You can’t simply put on a bench shirt or squat suit and lift the same way you would raw. The gear fundamentally changes how each lift feels and how you need to move. In a bench shirt, the material fights you on the way down, so lifters have to actively pull the bar to their chest rather than just controlling the descent. The bar path often changes as well, since the shirt provides different levels of resistance at different points in the range of motion. Missing a groove by even an inch can mean the shirt locks the bar out of position and the lift fails.

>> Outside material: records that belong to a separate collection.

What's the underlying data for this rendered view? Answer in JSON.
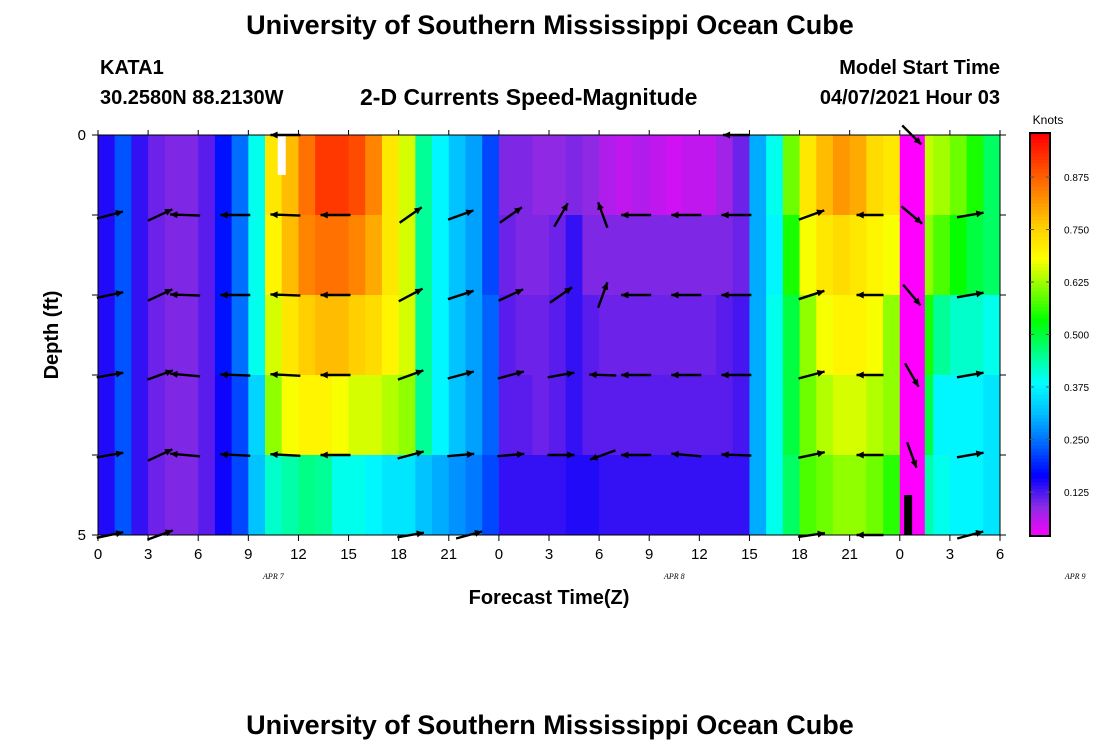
{
  "header": {
    "title": "University of Southern Mississippi Ocean Cube",
    "station": "KATA1",
    "coords": "30.2580N  88.2130W",
    "chart_title": "2-D Currents Speed-Magnitude",
    "model_label": "Model Start Time",
    "model_time": "04/07/2021 Hour 03"
  },
  "footer": {
    "title": "University of Southern Mississippi Ocean Cube"
  },
  "colors": {
    "ramp": [
      "#ff00ff",
      "#8a2be2",
      "#0000ff",
      "#0064ff",
      "#00bfff",
      "#00ffff",
      "#00ff80",
      "#00ff00",
      "#80ff00",
      "#ffff00",
      "#ffd000",
      "#ff8c00",
      "#ff4500",
      "#ff0000"
    ],
    "arrow": "#000000"
  },
  "chart_data": {
    "type": "heatmap",
    "xlabel": "Forecast Time(Z)",
    "ylabel": "Depth (ft)",
    "colorbar_label": "Knots",
    "colorbar_ticks": [
      "0.125",
      "0.250",
      "0.375",
      "0.500",
      "0.625",
      "0.750",
      "0.875"
    ],
    "colorbar_values": [
      0.125,
      0.25,
      0.375,
      0.5,
      0.625,
      0.75,
      0.875
    ],
    "colorbar_range": [
      0.02,
      0.98
    ],
    "x_tick_labels": [
      "0",
      "3",
      "6",
      "9",
      "12",
      "15",
      "18",
      "21",
      "0",
      "3",
      "6",
      "9",
      "12",
      "15",
      "18",
      "21",
      "0",
      "3",
      "6"
    ],
    "date_labels": [
      {
        "text": "APR 7",
        "hour": 10.5
      },
      {
        "text": "APR 8",
        "hour": 34.5
      },
      {
        "text": "APR 9",
        "hour": 58.5
      }
    ],
    "y_tick_labels": [
      "0",
      "5"
    ],
    "xlim": [
      0,
      54
    ],
    "ylim": [
      0,
      5
    ],
    "depth_bands": 5,
    "hours": [
      0,
      1,
      2,
      3,
      4,
      5,
      6,
      7,
      8,
      9,
      10,
      11,
      12,
      13,
      14,
      15,
      16,
      17,
      18,
      19,
      20,
      21,
      22,
      23,
      24,
      25,
      26,
      27,
      28,
      29,
      30,
      31,
      32,
      33,
      34,
      35,
      36,
      37,
      38,
      39,
      40,
      41,
      42,
      43,
      44,
      45,
      46,
      47,
      48,
      49,
      50,
      51,
      52,
      53
    ],
    "speed_knots": [
      [
        0.15,
        0.23,
        0.14,
        0.11,
        0.1,
        0.1,
        0.12,
        0.18,
        0.25,
        0.4,
        0.72,
        0.78,
        0.86,
        0.92,
        0.92,
        0.9,
        0.84,
        0.72,
        0.66,
        0.45,
        0.38,
        0.32,
        0.29,
        0.22,
        0.1,
        0.1,
        0.09,
        0.09,
        0.1,
        0.09,
        0.07,
        0.06,
        0.07,
        0.06,
        0.05,
        0.06,
        0.06,
        0.08,
        0.11,
        0.3,
        0.4,
        0.6,
        0.72,
        0.78,
        0.82,
        0.8,
        0.74,
        0.72,
        0.7,
        0.65,
        0.63,
        0.6,
        0.55,
        0.48
      ],
      [
        0.15,
        0.23,
        0.14,
        0.11,
        0.1,
        0.1,
        0.12,
        0.18,
        0.25,
        0.4,
        0.7,
        0.78,
        0.84,
        0.86,
        0.86,
        0.84,
        0.8,
        0.72,
        0.66,
        0.45,
        0.38,
        0.32,
        0.29,
        0.22,
        0.11,
        0.1,
        0.1,
        0.11,
        0.14,
        0.1,
        0.1,
        0.1,
        0.1,
        0.1,
        0.1,
        0.1,
        0.1,
        0.1,
        0.11,
        0.3,
        0.38,
        0.55,
        0.68,
        0.72,
        0.74,
        0.72,
        0.7,
        0.68,
        0.66,
        0.62,
        0.58,
        0.54,
        0.5,
        0.48
      ],
      [
        0.15,
        0.23,
        0.14,
        0.11,
        0.1,
        0.1,
        0.12,
        0.18,
        0.25,
        0.4,
        0.66,
        0.72,
        0.76,
        0.78,
        0.78,
        0.76,
        0.74,
        0.7,
        0.66,
        0.45,
        0.38,
        0.32,
        0.29,
        0.24,
        0.12,
        0.11,
        0.11,
        0.12,
        0.14,
        0.12,
        0.11,
        0.11,
        0.11,
        0.11,
        0.11,
        0.11,
        0.11,
        0.12,
        0.13,
        0.3,
        0.4,
        0.5,
        0.62,
        0.68,
        0.7,
        0.7,
        0.68,
        0.62,
        0.62,
        0.55,
        0.45,
        0.42,
        0.42,
        0.4
      ],
      [
        0.15,
        0.23,
        0.14,
        0.11,
        0.1,
        0.1,
        0.12,
        0.16,
        0.22,
        0.34,
        0.62,
        0.68,
        0.7,
        0.7,
        0.68,
        0.66,
        0.66,
        0.64,
        0.62,
        0.45,
        0.38,
        0.32,
        0.29,
        0.24,
        0.12,
        0.12,
        0.11,
        0.12,
        0.14,
        0.12,
        0.12,
        0.12,
        0.12,
        0.12,
        0.12,
        0.12,
        0.12,
        0.12,
        0.13,
        0.3,
        0.4,
        0.5,
        0.6,
        0.64,
        0.66,
        0.66,
        0.64,
        0.62,
        0.58,
        0.5,
        0.38,
        0.38,
        0.38,
        0.36
      ],
      [
        0.15,
        0.23,
        0.14,
        0.11,
        0.1,
        0.1,
        0.12,
        0.16,
        0.22,
        0.32,
        0.42,
        0.44,
        0.46,
        0.45,
        0.4,
        0.4,
        0.38,
        0.36,
        0.36,
        0.32,
        0.3,
        0.28,
        0.26,
        0.22,
        0.14,
        0.14,
        0.14,
        0.14,
        0.15,
        0.15,
        0.14,
        0.14,
        0.14,
        0.14,
        0.14,
        0.14,
        0.14,
        0.14,
        0.14,
        0.3,
        0.4,
        0.48,
        0.58,
        0.6,
        0.62,
        0.62,
        0.6,
        0.56,
        0.52,
        0.44,
        0.4,
        0.38,
        0.38,
        0.36
      ]
    ],
    "low_speed_column": {
      "hour_start": 48.0,
      "hour_end": 49.5,
      "speed_knots": 0.02
    },
    "markers": [
      {
        "hour": 11.0,
        "depth_start": 0.0,
        "depth_end": 0.5,
        "color": "#ffffff"
      },
      {
        "hour": 48.5,
        "depth_start": 4.5,
        "depth_end": 5.0,
        "color": "#000000"
      }
    ],
    "vectors": [
      {
        "hour": 0,
        "depth": 1,
        "angle_deg": 15,
        "length": 0.9
      },
      {
        "hour": 0,
        "depth": 2,
        "angle_deg": 12,
        "length": 0.9
      },
      {
        "hour": 0,
        "depth": 3,
        "angle_deg": 10,
        "length": 0.9
      },
      {
        "hour": 0,
        "depth": 4,
        "angle_deg": 10,
        "length": 0.9
      },
      {
        "hour": 0,
        "depth": 5,
        "angle_deg": 12,
        "length": 0.9
      },
      {
        "hour": 3,
        "depth": 1,
        "angle_deg": 25,
        "length": 0.9
      },
      {
        "hour": 3,
        "depth": 2,
        "angle_deg": 25,
        "length": 0.9
      },
      {
        "hour": 3,
        "depth": 3,
        "angle_deg": 20,
        "length": 0.9
      },
      {
        "hour": 3,
        "depth": 4,
        "angle_deg": 25,
        "length": 0.9
      },
      {
        "hour": 3,
        "depth": 5,
        "angle_deg": 20,
        "length": 0.9
      },
      {
        "hour": 4.5,
        "depth": 1,
        "angle_deg": 178,
        "length": 1.0
      },
      {
        "hour": 4.5,
        "depth": 2,
        "angle_deg": 178,
        "length": 1.0
      },
      {
        "hour": 4.5,
        "depth": 3,
        "angle_deg": 175,
        "length": 1.0
      },
      {
        "hour": 4.5,
        "depth": 4,
        "angle_deg": 175,
        "length": 1.0
      },
      {
        "hour": 7.5,
        "depth": 1,
        "angle_deg": 180,
        "length": 1.0
      },
      {
        "hour": 7.5,
        "depth": 2,
        "angle_deg": 180,
        "length": 1.0
      },
      {
        "hour": 7.5,
        "depth": 3,
        "angle_deg": 178,
        "length": 1.0
      },
      {
        "hour": 7.5,
        "depth": 4,
        "angle_deg": 177,
        "length": 1.0
      },
      {
        "hour": 10.5,
        "depth": 0,
        "angle_deg": 180,
        "length": 1.0
      },
      {
        "hour": 10.5,
        "depth": 1,
        "angle_deg": 178,
        "length": 1.0
      },
      {
        "hour": 10.5,
        "depth": 2,
        "angle_deg": 178,
        "length": 1.0
      },
      {
        "hour": 10.5,
        "depth": 3,
        "angle_deg": 177,
        "length": 1.0
      },
      {
        "hour": 10.5,
        "depth": 4,
        "angle_deg": 177,
        "length": 1.0
      },
      {
        "hour": 13.5,
        "depth": 1,
        "angle_deg": 180,
        "length": 1.0
      },
      {
        "hour": 13.5,
        "depth": 2,
        "angle_deg": 180,
        "length": 1.0
      },
      {
        "hour": 13.5,
        "depth": 3,
        "angle_deg": 180,
        "length": 1.0
      },
      {
        "hour": 13.5,
        "depth": 4,
        "angle_deg": 180,
        "length": 1.0
      },
      {
        "hour": 18,
        "depth": 1,
        "angle_deg": 35,
        "length": 0.9
      },
      {
        "hour": 18,
        "depth": 2,
        "angle_deg": 28,
        "length": 0.9
      },
      {
        "hour": 18,
        "depth": 3,
        "angle_deg": 20,
        "length": 0.9
      },
      {
        "hour": 18,
        "depth": 4,
        "angle_deg": 15,
        "length": 0.9
      },
      {
        "hour": 18,
        "depth": 5,
        "angle_deg": 10,
        "length": 0.9
      },
      {
        "hour": 21,
        "depth": 1,
        "angle_deg": 20,
        "length": 0.9
      },
      {
        "hour": 21,
        "depth": 2,
        "angle_deg": 18,
        "length": 0.9
      },
      {
        "hour": 21,
        "depth": 3,
        "angle_deg": 15,
        "length": 0.9
      },
      {
        "hour": 21,
        "depth": 4,
        "angle_deg": 5,
        "length": 0.9
      },
      {
        "hour": 21.5,
        "depth": 5,
        "angle_deg": 15,
        "length": 0.9
      },
      {
        "hour": 24,
        "depth": 1,
        "angle_deg": 35,
        "length": 0.9
      },
      {
        "hour": 24,
        "depth": 2,
        "angle_deg": 25,
        "length": 0.9
      },
      {
        "hour": 24,
        "depth": 3,
        "angle_deg": 15,
        "length": 0.9
      },
      {
        "hour": 24,
        "depth": 4,
        "angle_deg": 5,
        "length": 0.9
      },
      {
        "hour": 27,
        "depth": 1,
        "angle_deg": 60,
        "length": 0.9
      },
      {
        "hour": 27,
        "depth": 2,
        "angle_deg": 35,
        "length": 0.9
      },
      {
        "hour": 27,
        "depth": 3,
        "angle_deg": 10,
        "length": 0.9
      },
      {
        "hour": 27,
        "depth": 4,
        "angle_deg": 0,
        "length": 0.9
      },
      {
        "hour": 29.5,
        "depth": 1,
        "angle_deg": 110,
        "length": 0.9
      },
      {
        "hour": 29.5,
        "depth": 2,
        "angle_deg": 70,
        "length": 0.9
      },
      {
        "hour": 29.5,
        "depth": 3,
        "angle_deg": 178,
        "length": 0.9
      },
      {
        "hour": 29.5,
        "depth": 4,
        "angle_deg": 200,
        "length": 0.9
      },
      {
        "hour": 31.5,
        "depth": 1,
        "angle_deg": 180,
        "length": 1.0
      },
      {
        "hour": 31.5,
        "depth": 2,
        "angle_deg": 180,
        "length": 1.0
      },
      {
        "hour": 31.5,
        "depth": 3,
        "angle_deg": 180,
        "length": 1.0
      },
      {
        "hour": 31.5,
        "depth": 4,
        "angle_deg": 180,
        "length": 1.0
      },
      {
        "hour": 34.5,
        "depth": 1,
        "angle_deg": 180,
        "length": 1.0
      },
      {
        "hour": 34.5,
        "depth": 2,
        "angle_deg": 180,
        "length": 1.0
      },
      {
        "hour": 34.5,
        "depth": 3,
        "angle_deg": 180,
        "length": 1.0
      },
      {
        "hour": 34.5,
        "depth": 4,
        "angle_deg": 175,
        "length": 1.0
      },
      {
        "hour": 37.5,
        "depth": 0,
        "angle_deg": 180,
        "length": 0.9
      },
      {
        "hour": 37.5,
        "depth": 1,
        "angle_deg": 180,
        "length": 1.0
      },
      {
        "hour": 37.5,
        "depth": 2,
        "angle_deg": 180,
        "length": 1.0
      },
      {
        "hour": 37.5,
        "depth": 3,
        "angle_deg": 180,
        "length": 1.0
      },
      {
        "hour": 37.5,
        "depth": 4,
        "angle_deg": 178,
        "length": 1.0
      },
      {
        "hour": 42,
        "depth": 1,
        "angle_deg": 20,
        "length": 0.9
      },
      {
        "hour": 42,
        "depth": 2,
        "angle_deg": 18,
        "length": 0.9
      },
      {
        "hour": 42,
        "depth": 3,
        "angle_deg": 15,
        "length": 0.9
      },
      {
        "hour": 42,
        "depth": 4,
        "angle_deg": 12,
        "length": 0.9
      },
      {
        "hour": 42,
        "depth": 5,
        "angle_deg": 8,
        "length": 0.9
      },
      {
        "hour": 45.5,
        "depth": 1,
        "angle_deg": 180,
        "length": 0.9
      },
      {
        "hour": 45.5,
        "depth": 2,
        "angle_deg": 180,
        "length": 0.9
      },
      {
        "hour": 45.5,
        "depth": 3,
        "angle_deg": 180,
        "length": 0.9
      },
      {
        "hour": 45.5,
        "depth": 4,
        "angle_deg": 180,
        "length": 0.9
      },
      {
        "hour": 45.5,
        "depth": 5,
        "angle_deg": 180,
        "length": 0.9
      },
      {
        "hour": 48,
        "depth": 0,
        "angle_deg": 315,
        "length": 0.9
      },
      {
        "hour": 48,
        "depth": 1,
        "angle_deg": 320,
        "length": 0.9
      },
      {
        "hour": 48,
        "depth": 2,
        "angle_deg": 310,
        "length": 0.9
      },
      {
        "hour": 48,
        "depth": 3,
        "angle_deg": 300,
        "length": 0.9
      },
      {
        "hour": 48,
        "depth": 4,
        "angle_deg": 290,
        "length": 0.9
      },
      {
        "hour": 51.5,
        "depth": 1,
        "angle_deg": 10,
        "length": 0.9
      },
      {
        "hour": 51.5,
        "depth": 2,
        "angle_deg": 10,
        "length": 0.9
      },
      {
        "hour": 51.5,
        "depth": 3,
        "angle_deg": 10,
        "length": 0.9
      },
      {
        "hour": 51.5,
        "depth": 4,
        "angle_deg": 10,
        "length": 0.9
      },
      {
        "hour": 51.5,
        "depth": 5,
        "angle_deg": 15,
        "length": 0.9
      }
    ]
  }
}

In a squat suit, the compression at the bottom of the squat means you need to “sit into” the suit and let the material load before you reverse direction. Lifters spend weeks or months learning exactly where their gear engages and how to time the transition from descent to ascent. Training for equipped lifting involves a lot of repetition in the gear itself, gradually building toward heavier loads as the lifter learns the feel of each piece. Raw lifting emphasizes natural strength through a full range of motion. Equipped lifting adds a second skill layer: optimizing the gear’s mechanics on top of your raw strength.

Who Competes Equipped

Equipped powerlifting was the original format of the sport. Raw divisions became widely popular in the 2010s as more lifters wanted a simpler, more accessible entry point. Today, raw lifting has a significantly larger participant base at most competitions, but equipped lifting retains a dedicated and experienced community. Many equipped lifters have years of competition experience and view learning to use gear as a technical discipline in its own right.

Starting out in equipped lifting is uncommon. The gear is expensive, often costing several hundred dollars per piece, and requires an extended learning curve. Most lifters who move into equipped competition have already built a foundation of raw strength and competition experience. Having training partners or a coach who understands equipped lifting is close to essential, since putting on a bench shirt or squat suit alone ranges from difficult to impossible depending on how tight the fit is.

Equipped and Raw Are Scored Separately

Because the performance differences are so large, equipped and raw lifters never compete against each other. Every major federation, including the International Powerlifting Federation, maintains separate record books and separate competition divisions. An equipped squat record and a raw squat record in the same weight class are treated as entirely different achievements. This keeps competition fair while allowing both styles of lifting to coexist within the same sport.